Life for gay and lesbian citizens in war-torn Iraq has become grave and is getting worse every day. While President Bush hails a new, "democratic" society, thousands of civilians are dying in a low-level civil war -- and gays are being targeted just for being gay. The Badr Corps -- the military arm of the Supreme Council for the Islamic Revolution in Iraq (SCIRI for short), the country's most powerful Shiite political group -- has launched a campaign of "sexual cleansing," marshaling death squads to exterminate homosexuality.

When Iraq's chief Shiite cleric, the Grand Ayatollah Ali al-Sistani, removed a fatwa calling for death to gay men from his Web site earlier this year -- it wasn't removed for lesbians -- some observers thought the antigay reign of terror might end.
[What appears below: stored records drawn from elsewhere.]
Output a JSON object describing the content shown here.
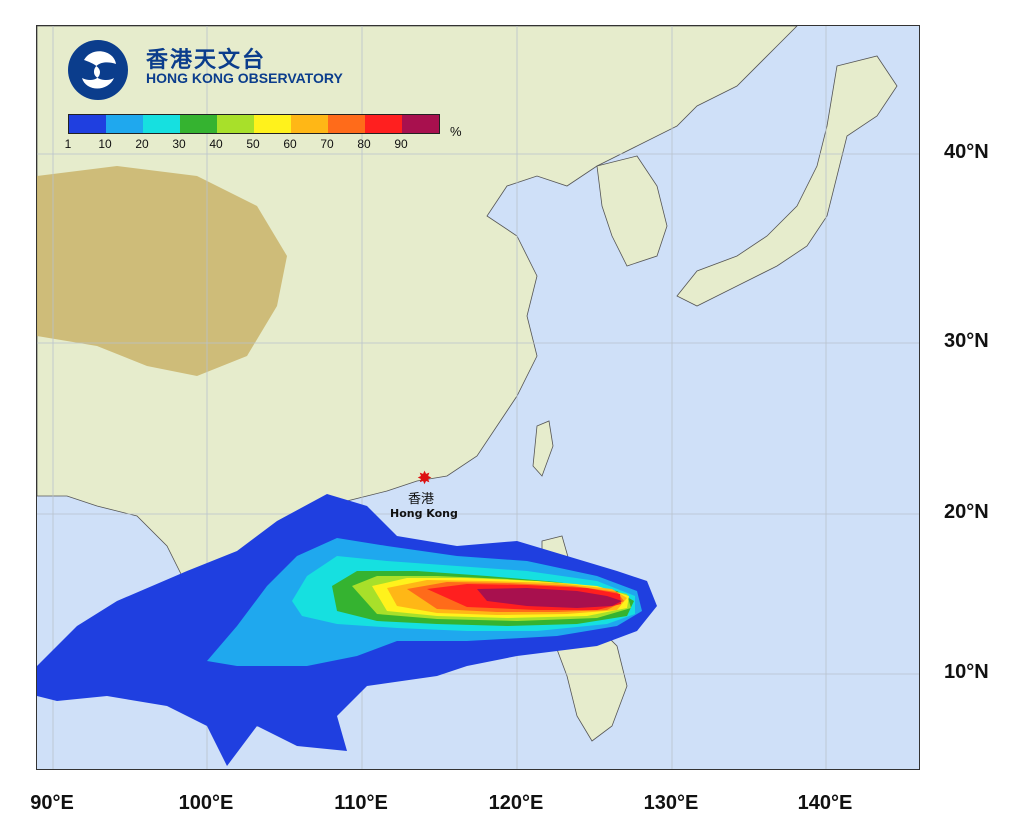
{
  "organization": {
    "name_cn": "香港天文台",
    "name_en": "HONG KONG OBSERVATORY"
  },
  "legend": {
    "unit": "%",
    "ticks": [
      "1",
      "10",
      "20",
      "30",
      "40",
      "50",
      "60",
      "70",
      "80",
      "90"
    ],
    "colors": [
      "#1f3fe0",
      "#1fa8ee",
      "#16e0e0",
      "#35b330",
      "#a8e02a",
      "#fff21c",
      "#ffb716",
      "#ff6b1a",
      "#ff1f1f",
      "#a8104e"
    ]
  },
  "map": {
    "lon_labels": [
      "90°E",
      "100°E",
      "110°E",
      "120°E",
      "130°E",
      "140°E"
    ],
    "lat_labels": [
      "40°N",
      "30°N",
      "20°N",
      "10°N"
    ],
    "ocean_color": "#cfe0f8",
    "land_color": "#e6eccc",
    "highland_color": "#c9b46a"
  },
  "hong_kong": {
    "label_cn": "香港",
    "label_en": "Hong Kong",
    "marker_color": "#d11111"
  },
  "probability_zones": [
    {
      "level": "1",
      "color": "#1f3fe0"
    },
    {
      "level": "10",
      "color": "#1fa8ee"
    },
    {
      "level": "20",
      "color": "#16e0e0"
    },
    {
      "level": "30",
      "color": "#35b330"
    },
    {
      "level": "40",
      "color": "#a8e02a"
    },
    {
      "level": "50",
      "color": "#fff21c"
    },
    {
      "level": "60",
      "color": "#ffb716"
    },
    {
      "level": "70",
      "color": "#ff6b1a"
    },
    {
      "level": "80",
      "color": "#ff1f1f"
    },
    {
      "level": "90",
      "color": "#a8104e"
    }
  ]
}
But the fatwa still remains in effect; indeed, persecution of gay Iraqis has only escalated.

"In the last two months the situation has gotten worse and worse," says Ali Hili, a gay Iraqi living in London, who founded and coordinates the group Iraqi LGBT. "Just last month there were three raids by the Interior Ministry on two of the safe houses we maintain in Basra and Najaf. They were looking for specific names and people, and some of them were killed on the spot." The Interior Ministry is heavily infiltrated by SCIRI operatives and troops who carry out the Sistani fatwa.
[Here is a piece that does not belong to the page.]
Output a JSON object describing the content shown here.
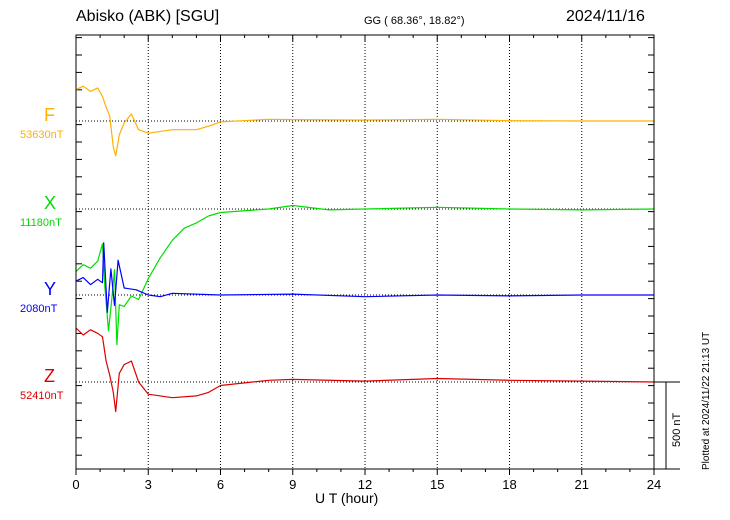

Hili's group, some 30 gay Iraqi exiles who came together last fall in London in the wake of Sistani's death-to-gays fatwa, has a network of informants and supporters throughout Iraq. With anguish in his voice, he recalls two of them, lesbians who ran a safe house in Najaf that harbored young kids who'd been trapped in the commercial sex trade. "They were accused of running a brothel," he says. "They were slain in the safe house with their throats cut. This was only weeks ago.

"Every day we hear from our network inside Iraq of new horrors happening to our gay and lesbian people -- it's overwhelming, we just can't cope," Hili continues. "Look, we're only a little volunteer organization, and nobody helps us -- not the American occupier, not the U.N., not Amnesty
International, nobody. We're desperate for help."

Through a translator, several gay Iraqis spoke to me about the dire circumstances for gay people in their country. None wanted their last names printed for fear of reprisals, and all had horrific stories to tell.

Hussein, 32, is a gay man living with his married brother's family in Baghdad. "I've been living in a state of fear for the last year since Ayatollah Sistani issued that fatwa, in which he even encouraged families to kill their sons and brothers if they do not change their gay behavior," he says. "My brother, who has been under pressure and threats from Sistani's followers about me, has threatened to harm me himself, or even kill me, if I show any signs of gayness."